Majority of US companies say they have to raise prices due to Trump tariffs

Published: May 20, 2025
Source: The Guardian

A majority of U.S. companies surveyed by Allianz say they will raise prices to offset the cost of Trump’s tariffs. Despite some tariff reductions, core levies remain in place, pushing many businesses to pass increased costs onto consumers and threatening export growth.

Key points:

  • Most Companies Plan Price Increases: According to Allianz’s survey of 4,500 companies across nine countries, 54% of U.S. businesses said they will raise prices due to tariffs, while only 22% believe they can absorb the added costs.
  • Tariff Uncertainty Hits Exporter Confidence: Nearly half of exporters (42%) now expect their turnover to decline in the next year, a stark jump from fewer than 5% before Trump’s “liberation day” tariff announcement on April 2.
  • Frontloading to Dodge Costs: About 80% of U.S. companies preemptively accelerated shipments to China before tariffs were implemented, with 25% starting even before the 2024 election.
  • Key Tariffs Still in Place: Despite partial rollbacks, significant tariffs remain — including a 10% universal import tariff, a 30% duty on Chinese goods, and sector-specific levies on items like metals and auto parts.
  • Summer Price Hikes Expected: While some companies are still holding prices steady, economists and executives — including leaders at Walmart and Mattel — say higher prices are likely by summer if trade tensions persist.

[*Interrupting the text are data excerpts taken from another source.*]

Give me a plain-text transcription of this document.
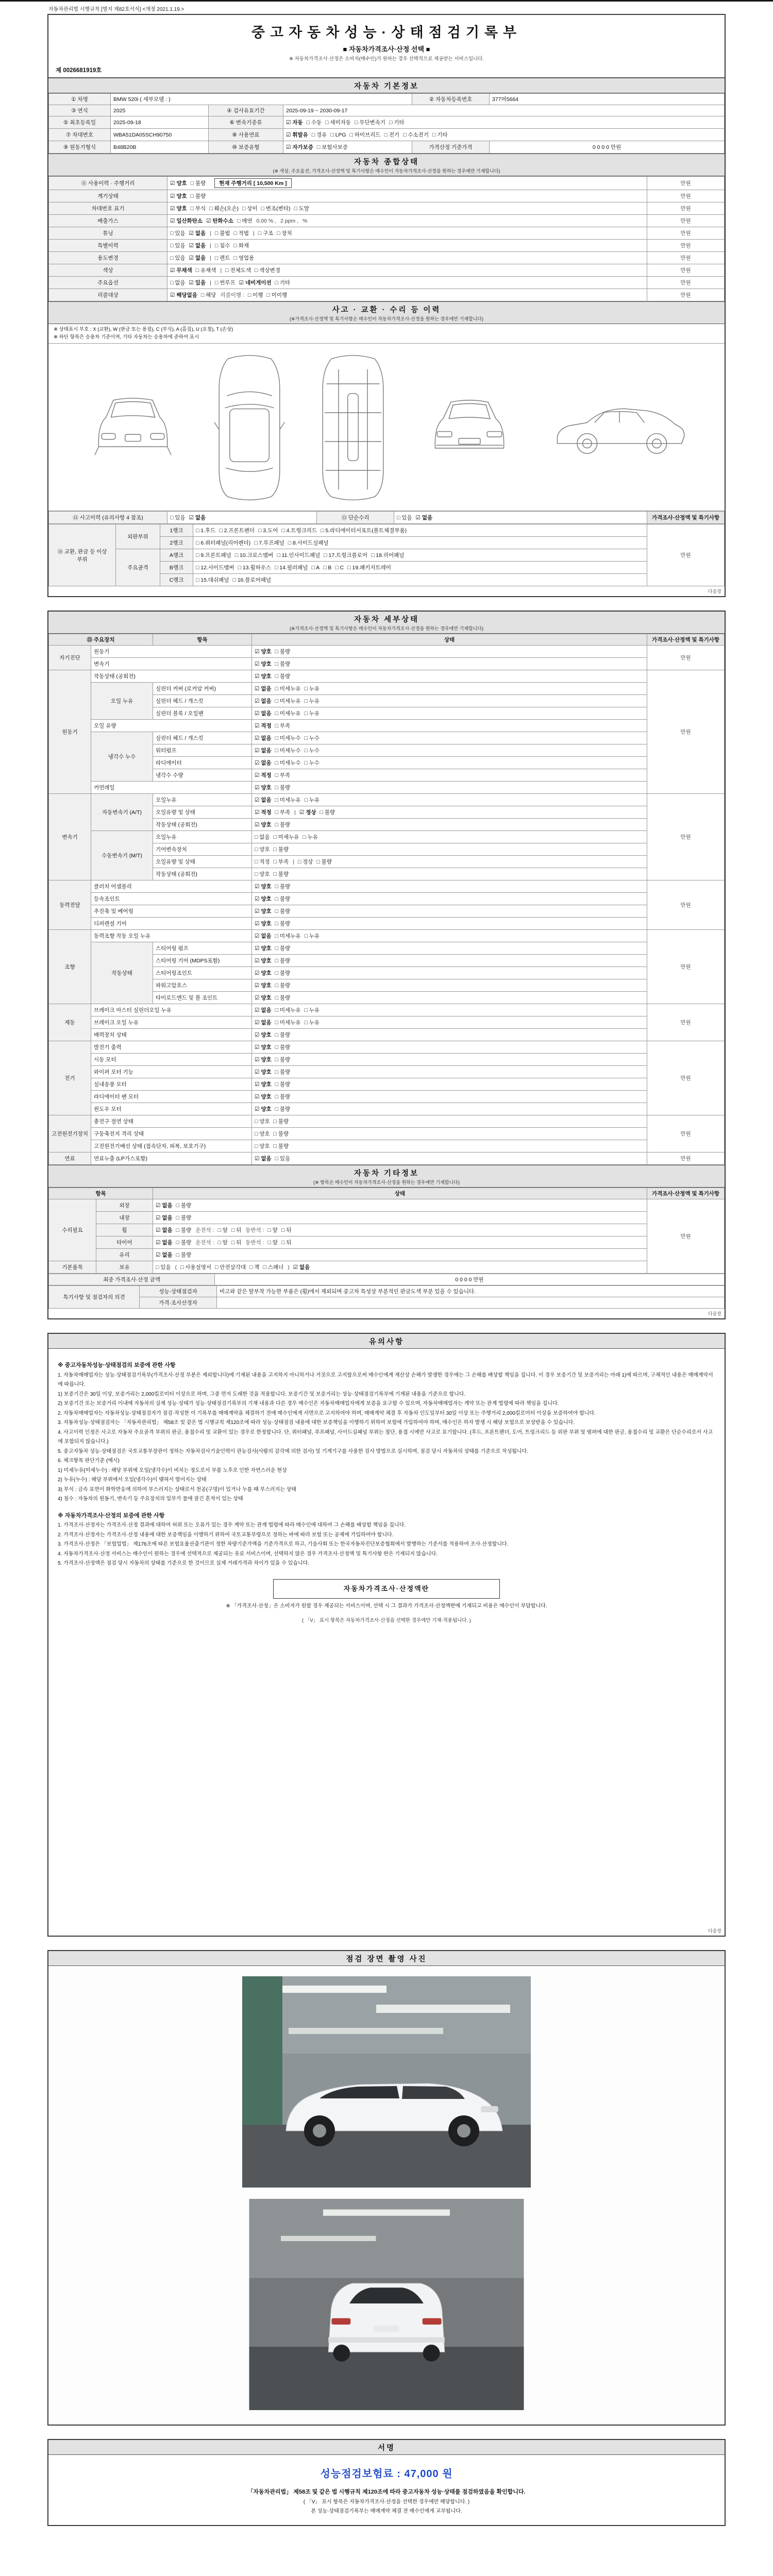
자동차관리법 시행규칙 [별지 제82호서식] <개정 2021.1.19.>
중고자동차성능·상태점검기록부
■ 자동차가격조사·산정 선택 ■
※ 자동차가격조사·산정은 소비자(매수인)가 원하는 경우 선택적으로 제공받는 서비스입니다.
제 0026681919호
자동차 기본정보
① 차명	BMW 520i ( 세부모델 : )			② 자동차등록번호	377머5664
③ 연식	2025	④ 검사유효기간	2025-09-19 ~ 2030-09-17		
⑤ 최초등록일	2025-09-18	⑥ 변속기종류	☑ 자동 □ 수동 □ 세미자동 □ 무단변속기 □ 기타		
⑦ 차대번호	WBA51DA05SCH90750	⑧ 사용연료	☑ 휘발유 □ 경유 □ LPG □ 하이브리드 □ 전기 □ 수소전기 □ 기타		
⑨ 원동기형식	B48B20B	⑩ 보증유형	☑ 자가보증 □ 보험사보증	가격산정 기준가격	0 0 0 0 만원
자동차 종합상태
(※ 색상, 주요옵션, 가격조사·산정액 및 특기사항은 매수인이 자동차가격조사·산정을 원하는 경우에만 기재합니다)
⑪ 사용이력 · 주행거리	☑ 양호 □ 불량 현재 주행거리 [ 10,500 Km ]	만원
계기상태	☑ 양호 □ 불량	만원
차대번호 표기	☑ 양호 □ 부식 □ 훼손(오손) □ 상이 □ 변조(변타) □ 도말	만원
배출가스	☑ 일산화탄소 ☑ 탄화수소 □ 매연 0.00 % , 2 ppm , %	만원
튜닝	□ 있음 ☑ 없음 | □ 불법 □ 적법 | □ 구조 □ 장치	만원
특별이력	□ 있음 ☑ 없음 | □ 침수 □ 화재	만원
용도변경	□ 있음 ☑ 없음 | □ 렌트 □ 영업용	만원
색상	☑ 무채색 □ 유채색 | □ 전체도색 □ 색상변경	만원
주요옵션	□ 없음 ☑ 있음 | □ 썬루프 ☑ 네비게이션 □ 기타	만원
리콜대상	☑ 해당없음 □ 해당 리콜이행 : □ 이행 □ 미이행	만원
사고 · 교환 · 수리 등 이력
(※가격조사·산정액 및 특기사항은 매수인이 자동차가격조사·산정을 원하는 경우에만 기재합니다)
※ 상태표시 부호 : X (교환), W (판금 또는 용접), C (부식), A (흠집), U (요철), T (손상)
※ 하단 항목은 승용차 기준이며, 기타 자동차는 승용차에 준하여 표시
⑫ 사고이력 (유의사항 4 참조)	□ 있음 ☑ 없음	⑬ 단순수리	□ 있음 ☑ 없음	가격조사·산정액 및 특기사항
⑭ 교환, 판금 등 이상 부위	외판부위	1랭크	□ 1.후드 □ 2.프론트펜더 □ 3.도어 □ 4.트렁크리드 □ 5.라디에이터서포트(볼트체결부품)	만원
		2랭크	□ 6.쿼터패널(리어펜더) □ 7.루프패널 □ 8.사이드실패널	
	주요골격	A랭크	□ 9.프론트패널 □ 10.크로스멤버 □ 11.인사이드패널 □ 17.트렁크플로어 □ 18.리어패널	
		B랭크	□ 12.사이드멤버 □ 13.휠하우스 □ 14.필러패널 □ A □ B □ C □ 19.패키지트레이	
		C랭크	□ 15.대쉬패널 □ 16.플로어패널	
다음장
자동차 세부상태
(※가격조사·산정액 및 특기사항은 매수인이 자동차가격조사·산정을 원하는 경우에만 기재합니다)
⑮ 주요장치		항목	상태	가격조사·산정액 및 특기사항
자기진단	원동기		☑ 양호 □ 불량	만원
	변속기		☑ 양호 □ 불량	
원동기	작동상태 (공회전)		☑ 양호 □ 불량	만원
	오일 누유	실린더 커버 (로커암 커버)	☑ 없음 □ 미세누유 □ 누유	
		실린더 헤드 / 개스킷	☑ 없음 □ 미세누유 □ 누유	
		실린더 블록 / 오일팬	☑ 없음 □ 미세누유 □ 누유	
	오일 유량		☑ 적정 □ 부족	
	냉각수 누수	실린더 헤드 / 개스킷	☑ 없음 □ 미세누수 □ 누수	
		워터펌프	☑ 없음 □ 미세누수 □ 누수	
		라디에이터	☑ 없음 □ 미세누수 □ 누수	
		냉각수 수량	☑ 적정 □ 부족	
	커먼레일		☑ 양호 □ 불량	
변속기	자동변속기 (A/T)	오일누유	☑ 없음 □ 미세누유 □ 누유	만원
		오일유량 및 상태	☑ 적정 □ 부족 | ☑ 정상 □ 불량	
		작동상태 (공회전)	☑ 양호 □ 불량	
	수동변속기 (M/T)	오일누유	□ 없음 □ 미세누유 □ 누유	
		기어변속장치	□ 양호 □ 불량	
		오일유량 및 상태	□ 적정 □ 부족 | □ 정상 □ 불량	
		작동상태 (공회전)	□ 양호 □ 불량	
동력전달	클러치 어셈블리		☑ 양호 □ 불량	만원
	등속조인트		☑ 양호 □ 불량	
	추진축 및 베어링		☑ 양호 □ 불량	
	디퍼렌셜 기어		☑ 양호 □ 불량	
조향	동력조향 작동 오일 누유		☑ 없음 □ 미세누유 □ 누유	만원
	작동상태	스티어링 펌프	☑ 양호 □ 불량	
		스티어링 기어 (MDPS포함)	☑ 양호 □ 불량	
		스티어링조인트	☑ 양호 □ 불량	
		파워고압호스	☑ 양호 □ 불량	
		타이로드엔드 및 볼 조인트	☑ 양호 □ 불량	
제동	브레이크 마스터 실린더오일 누유		☑ 없음 □ 미세누유 □ 누유	만원
	브레이크 오일 누유		☑ 없음 □ 미세누유 □ 누유	
	배력장치 상태		☑ 양호 □ 불량	
전기	발전기 출력		☑ 양호 □ 불량	만원
	시동 모터		☑ 양호 □ 불량	
	와이퍼 모터 기능		☑ 양호 □ 불량	
	실내송풍 모터		☑ 양호 □ 불량	
	라디에이터 팬 모터		☑ 양호 □ 불량	
	윈도우 모터		☑ 양호 □ 불량	
고전원전기장치	충전구 절연 상태		□ 양호 □ 불량	만원
	구동축전지 격리 상태		□ 양호 □ 불량	
	고전원전기배선 상태 (접속단자, 피복, 보호기구)		□ 양호 □ 불량	
연료	연료누출 (LP가스포함)		☑ 없음 □ 있음	만원
자동차 기타정보
(※ 항목은 매수인이 자동차가격조사·산정을 원하는 경우에만 기재합니다)
항목		상태	가격조사·산정액 및 특기사항
수리필요	외장	☑ 없음 □ 불량	만원
	내장	☑ 없음 □ 불량	
	휠	☑ 없음 □ 불량 운전석 : □ 앞 □ 뒤 동반석 : □ 앞 □ 뒤	
	타이어	☑ 없음 □ 불량 운전석 : □ 앞 □ 뒤 동반석 : □ 앞 □ 뒤	
	유리	☑ 없음 □ 불량	
기본품목	보유	□ 있음 ( □ 사용설명서 □ 안전삼각대 □ 잭 □ 스패너 ) ☑ 없음	
최종 가격조사·산정 금액	0 0 0 0 만원
특기사항 및 점검자의 의견	성능·상태점검자	비고와 같은 탈부착 가능한 부품은 (휠)에서 제외되며 중고차 특성상 부분적인 판금도색 부분 있을 수 있습니다.
	가격·조사산정자	
다음장
유의사항
※ 중고자동차성능·상태점검의 보증에 관한 사항
1. 자동차매매업자는 성능·상태점검기록부(가격조사·산정 부분은 제외합니다)에 기재된 내용을 고지하지 아니하거나 거짓으로 고지함으로써 매수인에게 재산상 손해가 발생한 경우에는 그 손해를 배상할 책임을 집니다. 이 경우 보증기간 및 보증거리는 아래 1)에 따르며, 구체적인 내용은 매매계약서에 따릅니다.
1) 보증기간은 30일 이상, 보증거리는 2,000킬로미터 이상으로 하며, 그중 먼저 도래한 것을 적용합니다. 보증기간 및 보증거리는 성능·상태점검기록부에 기재된 내용을 기준으로 합니다.
2) 보증기간 또는 보증거리 이내에 자동차의 실제 성능·상태가 성능·상태점검기록부의 기재 내용과 다른 경우 매수인은 자동차매매업자에게 보증을 요구할 수 있으며, 자동차매매업자는 계약 또는 관계 법령에 따라 책임을 집니다.
2. 자동차매매업자는 자동차성능·상태점검자가 점검·작성한 이 기록부를 매매계약을 체결하기 전에 매수인에게 서면으로 고지하여야 하며, 매매계약 체결 후 자동차 인도일부터 30일 이상 또는 주행거리 2,000킬로미터 이상을 보증하여야 합니다.
3. 자동차성능·상태점검자는 「자동차관리법」 제58조 및 같은 법 시행규칙 제120조에 따라 성능·상태점검 내용에 대한 보증책임을 이행하기 위하여 보험에 가입하여야 하며, 매수인은 하자 발생 시 해당 보험으로 보상받을 수 있습니다.
4. 사고이력 인정은 사고로 자동차 주요골격 부위의 판금, 용접수리 및 교환이 있는 경우로 한정합니다. 단, 쿼터패널, 루프패널, 사이드실패널 부위는 절단, 용접 시에만 사고로 표기합니다. (후드, 프론트펜더, 도어, 트렁크리드 등 외판 부위 및 범퍼에 대한 판금, 용접수리 및 교환은 단순수리로서 사고에 포함되지 않습니다.)
5. 중고자동차 성능·상태점검은 국토교통부장관이 정하는 자동차검사기술인력이 관능검사(사람의 감각에 의한 검사) 및 기계기구를 사용한 검사 방법으로 실시하며, 점검 당시 자동차의 상태를 기준으로 작성됩니다.
6. 체크항목 판단기준 (예시)
1) 미세누유(미세누수) : 해당 부위에 오일(냉각수)이 비치는 정도로서 부품 노후로 인한 자연스러운 현상
2) 누유(누수) : 해당 부위에서 오일(냉각수)이 맺혀서 떨어지는 상태
3) 부식 : 금속 표면이 화학반응에 의하여 부스러지는 상태로서 천공(구멍)이 있거나 누를 때 부스러지는 상태
4) 침수 : 자동차의 원동기, 변속기 등 주요장치의 일부가 물에 잠긴 흔적이 있는 상태
※ 자동차가격조사·산정의 보증에 관한 사항
1. 가격조사·산정자는 가격조사·산정 결과에 대하여 허위 또는 오류가 있는 경우 계약 또는 관계 법령에 따라 매수인에 대하여 그 손해를 배상할 책임을 집니다.
2. 가격조사·산정자는 가격조사·산정 내용에 대한 보증책임을 이행하기 위하여 국토교통부령으로 정하는 바에 따라 보험 또는 공제에 가입하여야 합니다.
3. 가격조사·산정은 「보험업법」 제176조에 따른 보험요율산출기관이 정한 차량기준가액을 기준가격으로 하고, 기술사회 또는 한국자동차진단보증협회에서 발행하는 기준서를 적용하여 조사·산정합니다.
4. 자동차가격조사·산정 서비스는 매수인이 원하는 경우에 선택적으로 제공되는 유료 서비스이며, 선택하지 않은 경우 가격조사·산정액 및 특기사항 란은 기재되지 않습니다.
5. 가격조사·산정액은 점검 당시 자동차의 상태를 기준으로 한 것이므로 실제 거래가격과 차이가 있을 수 있습니다.
자동차가격조사·산정액란
※ 「가격조사·산정」은 소비자가 원할 경우 제공되는 서비스이며, 선택 시 그 결과가 가격조사·산정액란에 기재되고 비용은 매수인이 부담합니다.
( 「V」 표시 항목은 자동차가격조사·산정을 선택한 경우에만 기재·적용됩니다. )
다음장
점검 장면 촬영 사진
서명
성능점검보험료 : 47,000 원
「자동차관리법」 제58조 및 같은 법 시행규칙 제120조에 따라 중고자동차 성능·상태를 점검하였음을 확인합니다.
( 「V」 표시 항목은 자동차가격조사·산정을 선택한 경우에만 해당합니다. )
본 성능·상태점검기록부는 매매계약 체결 전 매수인에게 교부됩니다.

Behind the label: What “Made in USA” really means for beauty brands

Published: May 20, 2025
Source: Cosmetics Design

As tariffs and global supply chain shifts intensify, beauty brands are increasingly leaning on "Made in USA" claims to differentiate. However, such claims are under heightened scrutiny, and falsely asserting U.S. origin can carry steep legal and reputational consequences.

Key points:

  • Strict FTC Standard: To claim a product is “Made in USA” without qualification, it must be “all or virtually all” made in the U.S.—including manufacturing and materials. Even minor foreign-sourced components can disqualify a claim.
  • Common Missteps by Beauty Brands: Assembling or finishing a product in the U.S. isn’t enough. Using American flags or phrases like “American Built” also doesn’t meet legal standards if the components are imported.
  • Case Example: A claim using Dead Sea Salt (a foreign ingredient) was dropped after scrutiny, even though the salt was processed domestically. Even partially imported ingredients can invalidate a U.S.-origin label.
  • High Risk of Legal and Consumer Backlash: False claims can lead to FTC investigations, fines, and reputation damage—especially in an era where social media and influencers quickly amplify consumer backlash.
  • Best Practices for Brands: Use qualified claims (e.g., “Assembled in the USA with domestic and imported parts”), keep thorough sourcing records, and regularly audit claims and supply chains. Highlighting U.S. jobs or facilities is allowed, but must not mislead consumers about where the product is made.